The GBP/USD falls while the Fed keeps the rates and warns about increasing inflation and economic uncertainty

  • The Fed maintains stable rates at 4.25%–4.50%, citing greater economic uncertainty.
  • The officials highlight a solid growth and a strong labor market, but point out that inflation remains high.
  • The balance reduction will continue; The US dollar is strengthened as the feeling of risk changes after the Fed announcement.

The GBP/USD extended its losses on Wednesday after the Federal Reserve (FED) decided rates Of interest without changes as expected, with most of the looks at the press conference of the president of the FED, Jerome Powell. At the time of writing, the PAR quotes about 1,3331, lowering more than 0.20%.

The GBP/USD falls more than 0.20% to 1,3331 while traders expect Powell’s conference for clarity in politics

The Federal Reserve He voted unanimously to keep stable interest rates at 4.25%–4.50%, as expected. The Central Bank said that economic uncertainty has increased, with high risks of inflation and increasing unemployment.

The officials acknowledged that the economy continues to expand at a solid pace, supported by a resistant labor market, although they warned that inflation remains somewhat high.

As for the balance, the Fed He reaffirmed his commitment, stating: “The committee will continue to reduce its treasure holdings and debt of agencies and values ​​supported by agencies mortgages.”

GBP/USD reaction to the Fed decision

The pair GBP/USD Initially it rose to 1,3341, but as the operators would digest the statement, the dollar recovered ground, pushing the rate of down. At the time of writing, cash prices are located near the minimum daily of 1,3322, which could be tested if Powell adopts a hard line tone at his press conference.

In that case, the next key support level is the 1,3300 mark, followed by the simple mobile average (SMA) of 20 days in 1,3276. On the other hand, Powell’s Dovish approach could clear the way to 1,3400 and put into play the peak of the year to date (YTD) in 1,3443.

Fed Faqs

The monetary policy of the United States is directed by the Federal Reserve (FED). The Fed has two mandates: to achieve prices stability and promote full employment. Its main tool to achieve these objectives is to adjust interest rates. When prices rise too quickly and inflation exceeds the objective of 2% set by the Federal Reserve, it rises interest rates, increasing the costs of loans throughout the economy. This translates into a strengthening of the US dollar (USD), since it makes the United States a more attractive place for international investors to place their money. When inflation falls below 2% or the unemployment rate is too high, the Federal Reserve can lower interest rates to foster indebtedness, which weighs on the green ticket.

The Federal Reserve (FED) celebrates eight meetings per year, in which the Federal Open Market Committee (FOMC) evaluates the economic situation and makes monetary policy decisions. The FOMC is made up of twelve officials of the Federal Reserve: the seven members of the Council of Governors, the president of the Bank of the Federal Reserve of New York and four of the eleven presidents of the regional banks of the Reserve, who exercise their positions for a year in a rotary form.
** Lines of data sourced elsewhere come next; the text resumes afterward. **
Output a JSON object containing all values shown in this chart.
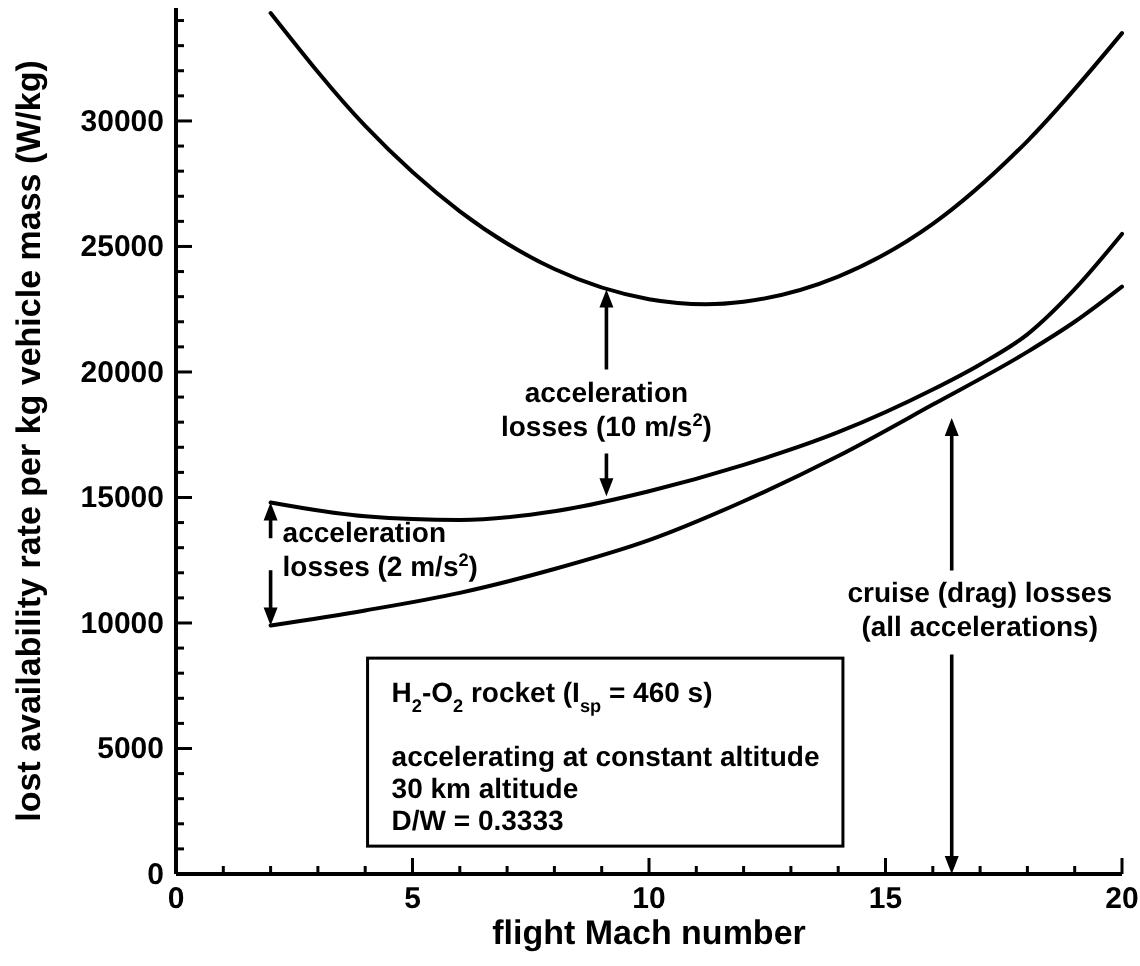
{
  "chart_data": {
    "type": "line",
    "xlabel": "flight Mach number",
    "ylabel": "lost availability rate per kg vehicle mass (W/kg)",
    "xlim": [
      0,
      20
    ],
    "ylim": [
      0,
      34500
    ],
    "xticks": [
      0,
      {
        "value": 1,
        "label": null
      },
      {
        "value": 2,
        "label": null
      },
      {
        "value": 3,
        "label": null
      },
      {
        "value": 4,
        "label": null
      },
      5,
      {
        "value": 6,
        "label": null
      },
      {
        "value": 7,
        "label": null
      },
      {
        "value": 8,
        "label": null
      },
      {
        "value": 9,
        "label": null
      },
      10,
      {
        "value": 11,
        "label": null
      },
      {
        "value": 12,
        "label": null
      },
      {
        "value": 13,
        "label": null
      },
      {
        "value": 14,
        "label": null
      },
      15,
      {
        "value": 16,
        "label": null
      },
      {
        "value": 17,
        "label": null
      },
      {
        "value": 18,
        "label": null
      },
      {
        "value": 19,
        "label": null
      },
      20
    ],
    "yticks": [
      0,
      {
        "value": 1000,
        "label": null
      },
      {
        "value": 2000,
        "label": null
      },
      {
        "value": 3000,
        "label": null
      },
      {
        "value": 4000,
        "label": null
      },
      5000,
      {
        "value": 6000,
        "label": null
      },
      {
        "value": 7000,
        "label": null
      },
      {
        "value": 8000,
        "label": null
      },
      {
        "value": 9000,
        "label": null
      },
      10000,
      {
        "value": 11000,
        "label": null
      },
      {
        "value": 12000,
        "label": null
      },
      {
        "value": 13000,
        "label": null
      },
      {
        "value": 14000,
        "label": null
      },
      15000,
      {
        "value": 16000,
        "label": null
      },
      {
        "value": 17000,
        "label": null
      },
      {
        "value": 18000,
        "label": null
      },
      {
        "value": 19000,
        "label": null
      },
      20000,
      {
        "value": 21000,
        "label": null
      },
      {
        "value": 22000,
        "label": null
      },
      {
        "value": 23000,
        "label": null
      },
      {
        "value": 24000,
        "label": null
      },
      25000,
      {
        "value": 26000,
        "label": null
      },
      {
        "value": 27000,
        "label": null
      },
      {
        "value": 28000,
        "label": null
      },
      {
        "value": 29000,
        "label": null
      },
      30000,
      {
        "value": 31000,
        "label": null
      },
      {
        "value": 32000,
        "label": null
      },
      {
        "value": 33000,
        "label": null
      },
      {
        "value": 34000,
        "label": null
      }
    ],
    "series": [
      {
        "color": "#000000",
        "x": [
          2,
          4,
          6,
          8,
          10,
          11.2,
          12,
          14,
          16,
          18,
          20
        ],
        "values": [
          34300,
          29800,
          26400,
          24100,
          22900,
          22700,
          22800,
          23800,
          25900,
          29200,
          33500
        ]
      },
      {
        "color": "#000000",
        "x": [
          2,
          4,
          6,
          8,
          10,
          12,
          14,
          16,
          17,
          18,
          19,
          20
        ],
        "values": [
          14800,
          14250,
          14100,
          14450,
          15250,
          16300,
          17600,
          19300,
          20300,
          21500,
          23300,
          25500
        ]
      },
      {
        "color": "#000000",
        "x": [
          2,
          4,
          6,
          8,
          10,
          12,
          14,
          16,
          18,
          19,
          20
        ],
        "values": [
          9900,
          10500,
          11200,
          12150,
          13300,
          14850,
          16650,
          18700,
          20800,
          22000,
          23400
        ]
      }
    ],
    "annotations": [
      "acceleration\nlosses (10 m/s$^{2}$)",
      "acceleration\nlosses (2 m/s$^{2}$)",
      "cruise (drag) losses\n(all accelerations)",
      "H$_{2}$-O$_{2}$ rocket (I$_{sp}$ = 460 s)",
      "accelerating at constant altitude\n30 km altitude\nD/W = 0.3333"
    ]
  }
}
In extreme situations, the Federal Reserve can resort to a policy called Quantitative Easing (QE). The QE is the process by which the Fed substantially increases the flow of credit in a stuck financial system. It is a non -standard policy measure used during crises or when inflation is extremely low. It was the weapon chosen by the Fed during the great financial crisis of 2008. It is that the Fed prints more dollars and uses them to buy high quality bonds of financial institutions. The one usually weakens the US dollar.

The quantitative hardening (QT) is the inverse process to the QE, for which the Federal Reserve stops buying bonds from financial institutions and does not reinvote the capital of the bonds that it has in portfolio that they expire, to buy new bonds. It is usually positive for the value of the US dollar.